At first glance, the only two things The Lovely Bones and the Rings’ franchise would seem to have in common is that they were originally novels, but according to Jackson, the two projects are a lot more alike than it seems.
“I always make the movies that I’d want to watch,” he said simply. “The movies that I like watching are escapist movies… I have no interest in seeing movies about people like me or you or people that have regular jobs, or live a regular life — those things don’t interest me… I like being swept away into an adventure that I know I’m never going to have in my real life, seeing and meeting characters that I’m never going to meet because they’re so outrageous, or things that happen on screen and they’re never going to be part of my real life.”
In addition to creating the fantastical world that Susie exists in for much of the film, Jackson had questions about mortality on his mind during production. While he’s hesitant to offer his personal outlook on the afterlife, the power to play with the possibilities of the soul’s final destination was “one of the attractive things about The Lovely Bones.”
“That’s obviously a question that we all wonder about. It’s in the back of everybody’s mind, especially if you lose people who are close to you. You wonder what’s happened to them, and (if) they’re still around, and can they see you and hear you?

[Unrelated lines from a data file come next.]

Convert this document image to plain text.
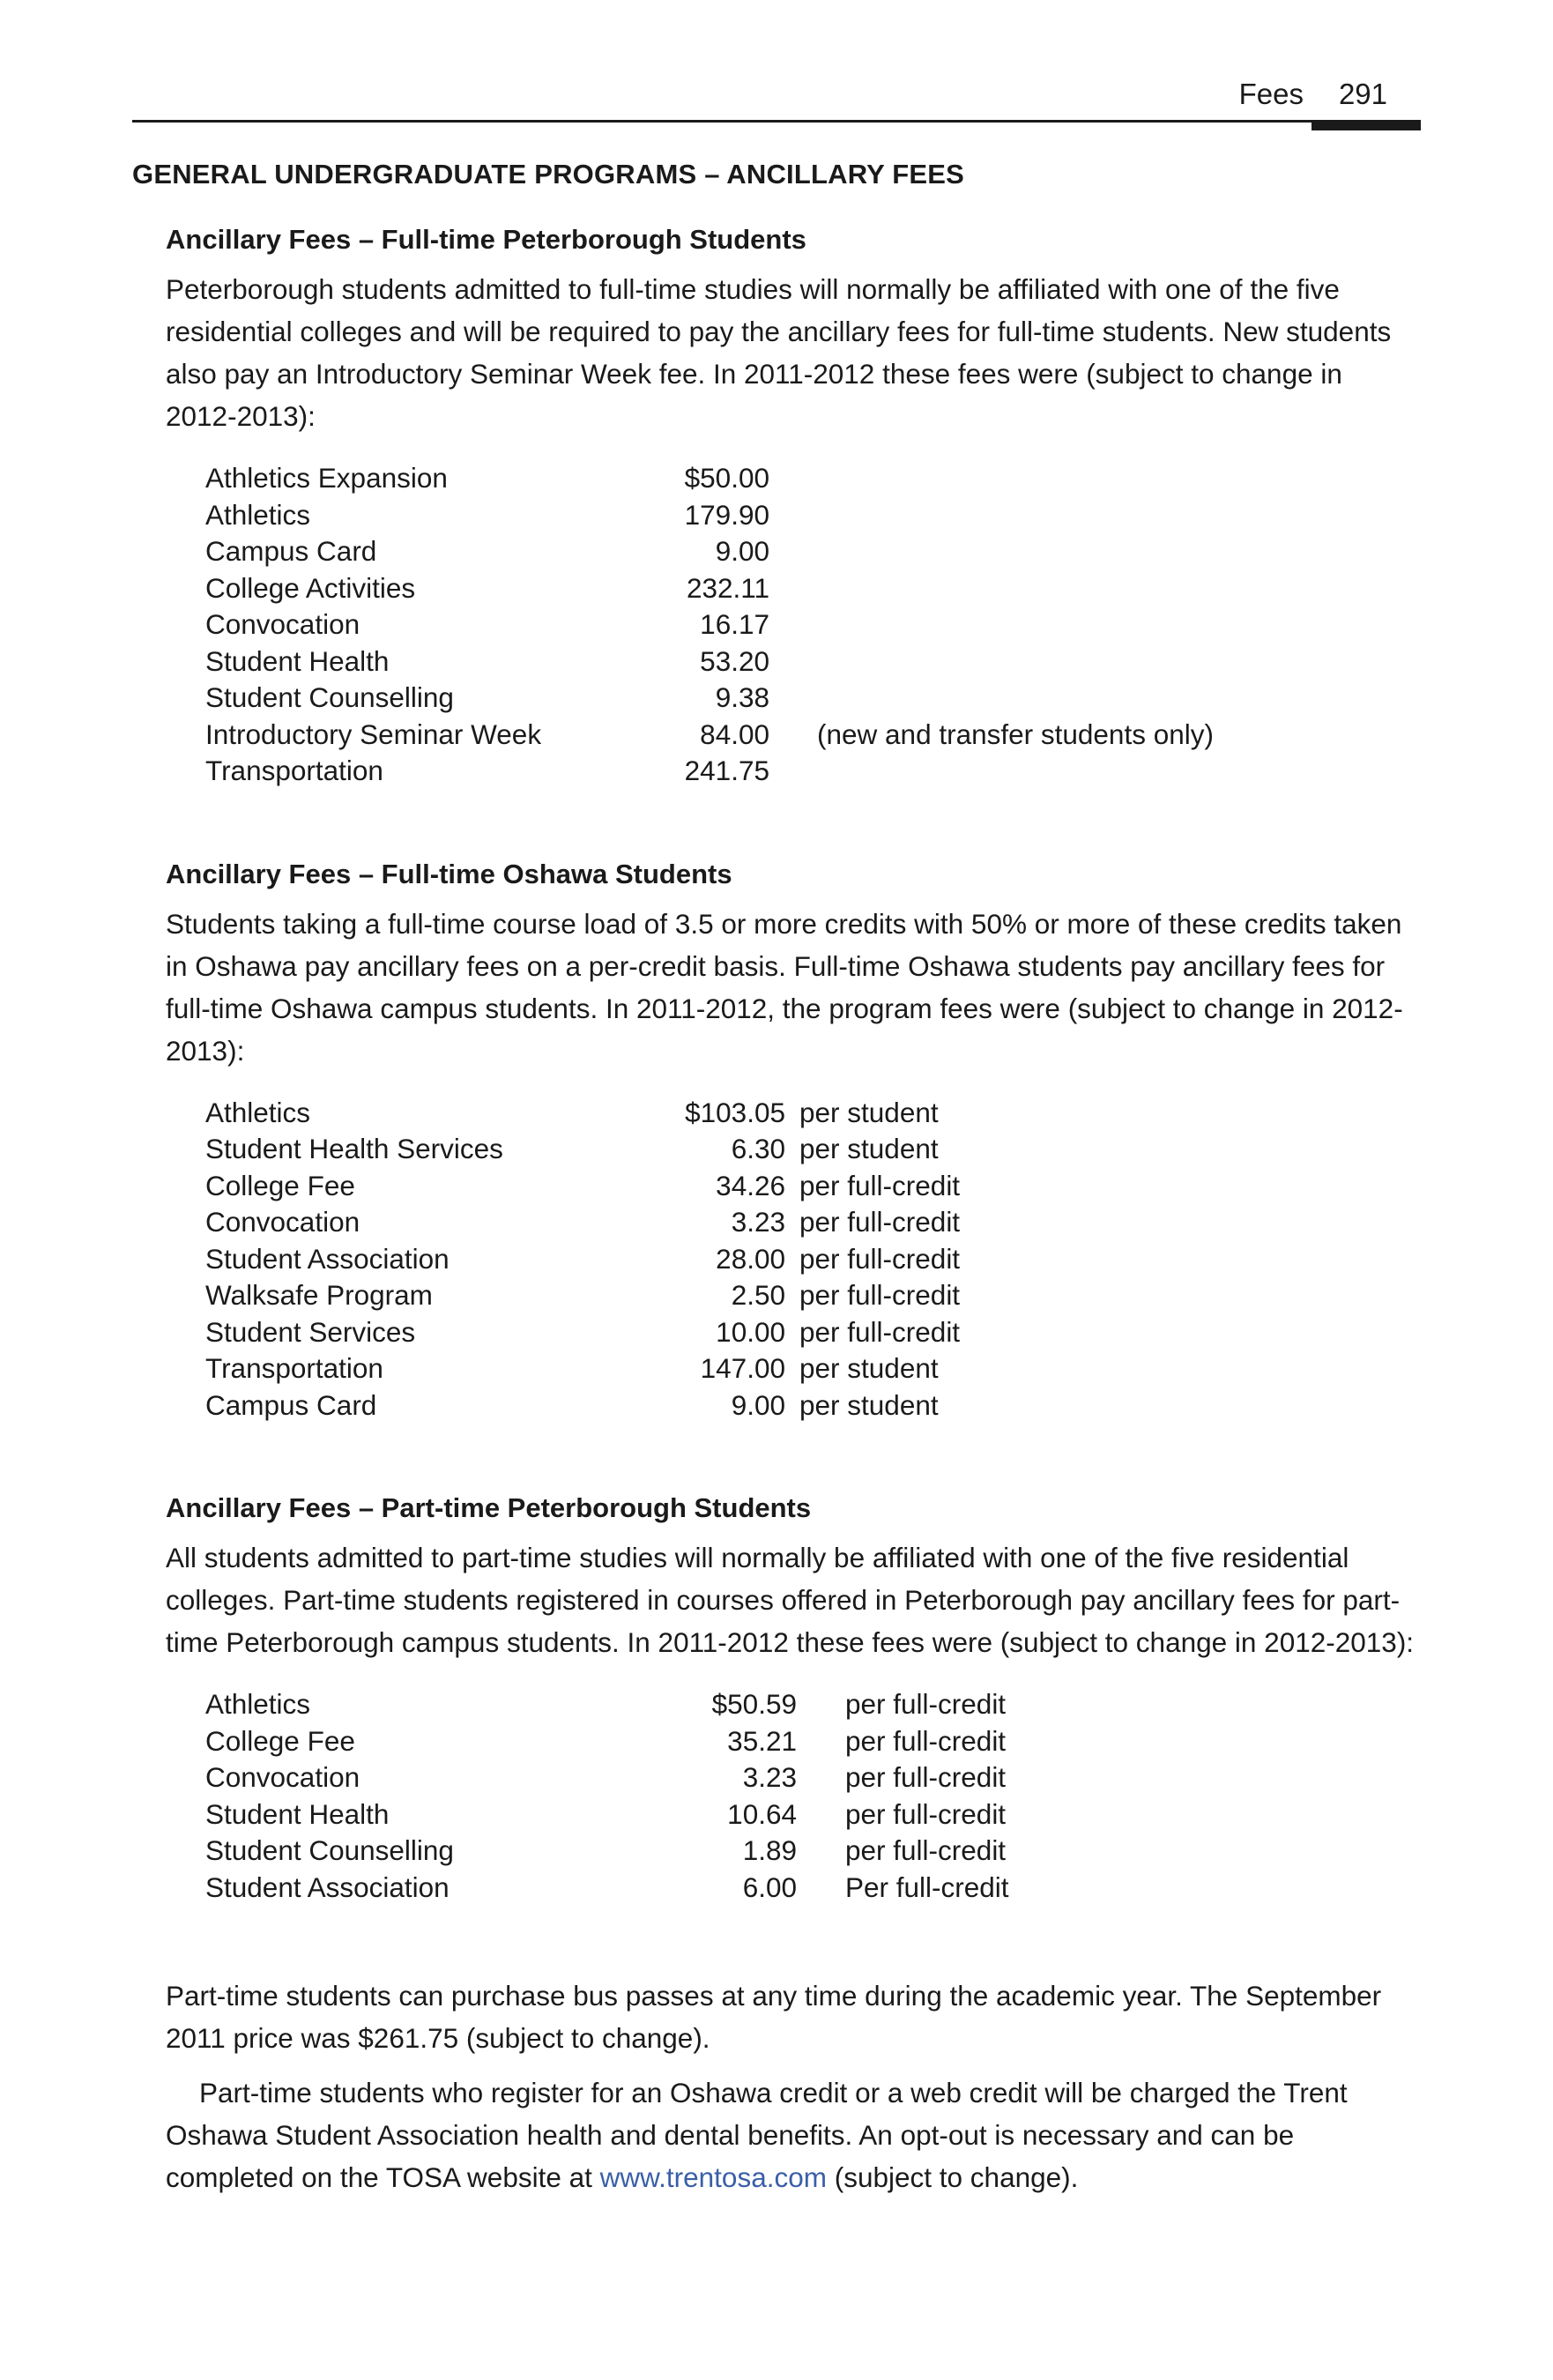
Fees 291
GENERAL UNDERGRADUATE PROGRAMS – ANCILLARY FEES
Ancillary Fees – Full-time Peterborough Students

Peterborough students admitted to full-time studies will normally be affiliated with one of the five residential colleges and will be required to pay the ancillary fees for full-time students. New students also pay an Introductory Seminar Week fee. In 2011-2012 these fees were (subject to change in 2012-2013):

Athletics Expansion	$50.00
Athletics	179.90
Campus Card	9.00
College Activities	232.11
Convocation	16.17
Student Health	53.20
Student Counselling	9.38
Introductory Seminar Week	84.00 (new and transfer students only)
Transportation	241.75
Ancillary Fees – Full-time Oshawa Students

Students taking a full-time course load of 3.5 or more credits with 50% or more of these credits taken in Oshawa pay ancillary fees on a per-credit basis. Full-time Oshawa students pay ancillary fees for full-time Oshawa campus students. In 2011-2012, the program fees were (subject to change in 2012-2013):

Athletics	$103.05 per student
Student Health Services	6.30 per student
College Fee	34.26 per full-credit
Convocation	3.23 per full-credit
Student Association	28.00 per full-credit
Walksafe Program	2.50 per full-credit
Student Services	10.00 per full-credit
Transportation	147.00 per student
Campus Card	9.00 per student
Ancillary Fees – Part-time Peterborough Students

All students admitted to part-time studies will normally be affiliated with one of the five residential colleges. Part-time students registered in courses offered in Peterborough pay ancillary fees for part-time Peterborough campus students. In 2011-2012 these fees were (subject to change in 2012-2013):

Athletics	$50.59 per full-credit
College Fee	35.21 per full-credit
Convocation	3.23 per full-credit
Student Health	10.64 per full-credit
Student Counselling	1.89 per full-credit
Student Association	6.00 Per full-credit

Part-time students can purchase bus passes at any time during the academic year. The September 2011 price was $261.75 (subject to change).

Part-time students who register for an Oshawa credit or a web credit will be charged the Trent Oshawa Student Association health and dental benefits. An opt-out is necessary and can be completed on the TOSA website at www.trentosa.com (subject to change).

All those sorts of questions are fascinating questions, and they’re emotional questions,” Jackson says.
In a sense, Jackson also got to play God as he decided during the writing of the screenplay which of author Sebold’s characters would come to life on screen and which would stay between the pages of her novel. Some of the cuts had to happen for the simple reason that it wasn’t feasible to make a five-hour-long film, but Jackson mourned the loss of those characters, scenes and subtleties all the same.
“I’m realizing that when you adapt a book, you can only really put half the book into the film,” he sighs. “(There are) passages of the book that you really liked, that you assumed you’d put into the movie, but you suddenly haven’t got time for them.”
It’s difficult, he says, “to say goodbye to characters and to scenes that you were looking forward to doing.”
Despite losing some characters that he was looking forward to meeting, Jackson glows when he talks about the actors who played the characters he did keep. He confesses that after working with Mike Imperioli, he watched every episode of The Sopranos in a span of three weeks. And when it comes to Saoirse Ronan, whom Jackson cast solely from her audition tape, he makes no qualms about predicting the youngster’s future career trajectory.
“She’s an Irish actress, but she puts on a perfect American accent,” Jackson laughed. “She was 13 years old, I think, when we first met her, and cast her in the film… Acting is never about pretending. It’s about making it real — and when she’s crying on screen, she’s really crying, because she’s thinking about things that are making her cry… I think she’s going to have a terrific career. She reminds me of a young Cate Blanchett, actually.”
Jackson also shares that he has a daughter close in age to Ronan, and that despite some of the violent themes, making a film that he could share with his daughter was a priority.
“We felt a responsibility to make it real, but (we didn’t) want to make it gratuitous or explicit. The film’s about a murder, but we don’t show the murder on screen. We didn’t want to do that, because we didn’t want that to be the defining moment of the film. We wanted Susie’s murder (to be) the catalyst that starts our story going. But it’s not a film about her murder. It’s a film about what happens after.”